With exactly three months until the launch of a groundbreaking new payment methodology, many in the long-term care industry are still looking for answers to key questions about coding and therapy services that could dramatically influence reimbursements.
The changing definition of “group” therapy, ICD-10 codes that are missing or mapped incorrectly, and confusion over whether an optional interim payment assessment will be truly optional are among the widespread concerns about the Patient-Driven Payment Model. Skilled nursing operators, employee groups and advocacy organizations recently included requests for further details in their comments on the proposed 2020 rules for Medicare.
In its comments, posted in the Federal Register, Genesis Healthcare said it backed the Centers for Medicare & Medicaid Services’ proposed shift to therapy provided in groups of two to six residents.

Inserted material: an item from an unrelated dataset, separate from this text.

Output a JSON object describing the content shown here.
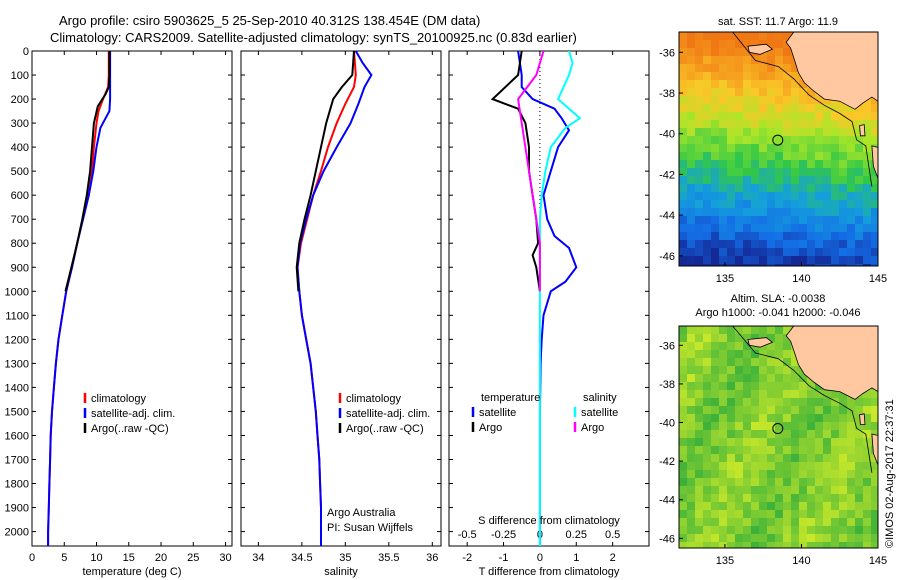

“It provides standardization across the Post-Acute Care setting and is consistent with the definition of group therapy provision in Inpatient Rehab Facilities,” Genesis wrote. “We believe a standard definition across all settings would reduce administrative burden on providers and provide more consistency in treatment plans as a patient transitions from one setting to another.”
The provider said the new approach would improve flexibility so residents in SNFs without exact groups of four — the current standard — could still work with fellow residents. LeadingAge took a similar stance in its comments.
CMS has imposed a 25% cap on concurrent and group therapy under PDPM.
But Service Employees International Union cautioned that major SNF companies have been quoted “touting expected PDPM success that is based on a reduction of individual therapy in favor of group and concurrent therapy services.” They argued some might take advantage of larger group sizes to “maximize cost savings and potential profits, which could lead to residents not receiving the individualized therapy that is preferred.”
The union also noted that there is no financial penalty for exceeding the six-resident limit.
Other organizations remain concerned about ICD-10 codes, which will be used to set each resident’s primary diagnosis at admission. The proposed rule uses a diagnosis and procedural code crosswalk to map all possible diagnoses to 10 PDPM clinical categories. Those categories help set reimbursement rates.
The American Association of Post-Acute Nursing identified a page worth of codes that do not map appropriately or that are missing in some places. On their list for revision or correction are codes for malignant primary vs. malignant secondary oral cancers; aftercare following surgery for circulatory, gallbladder or coronary artery issues; and additional dysphasia diagnoses.
Both AAPACN President and CEO Tracey Moorhead President and LeadingAge have backed updates to those ICD-10 codes at the sub-regulatory level, which would speed changes. LeadingAge, however, in its comments, requested that CMS roll out updates on a predictable schedule.
“Continuously checking the PDPM website to ensure accurate coding would substantially increase providers’ administrative burden, an outcome that conflicts with one of the intents of PDPM,” wrote Jodi Eyigor, LeadingAge’s Director of Nursing Home Quality & Policy.
Both organizations also asked CMS for clarification on the interim payment assessment, which is the only opportunity under PDPM to show a change in patient status and seek the adjusted reimbursement. Text in the final proposed rule muddled previous interpretations that IPAs would be voluntary, commenters said.
“This proposed rule states, ‘the SNF’s responsibility in this context would include recognizing those situations that warrant a decision to complete an IPA in order to account appropriately for a change in patient status,’” Eyigor noted. “This seems to indicate that a SNF could be held accountable if an IPA is not completed on a patient who is determined to have experienced a change in status.”
Earlier this spring at LeadingAge and AAPACN conferences, CMS SNF Team Leader John Kane went to great lengths to emphasize that IPAs would be fully optional.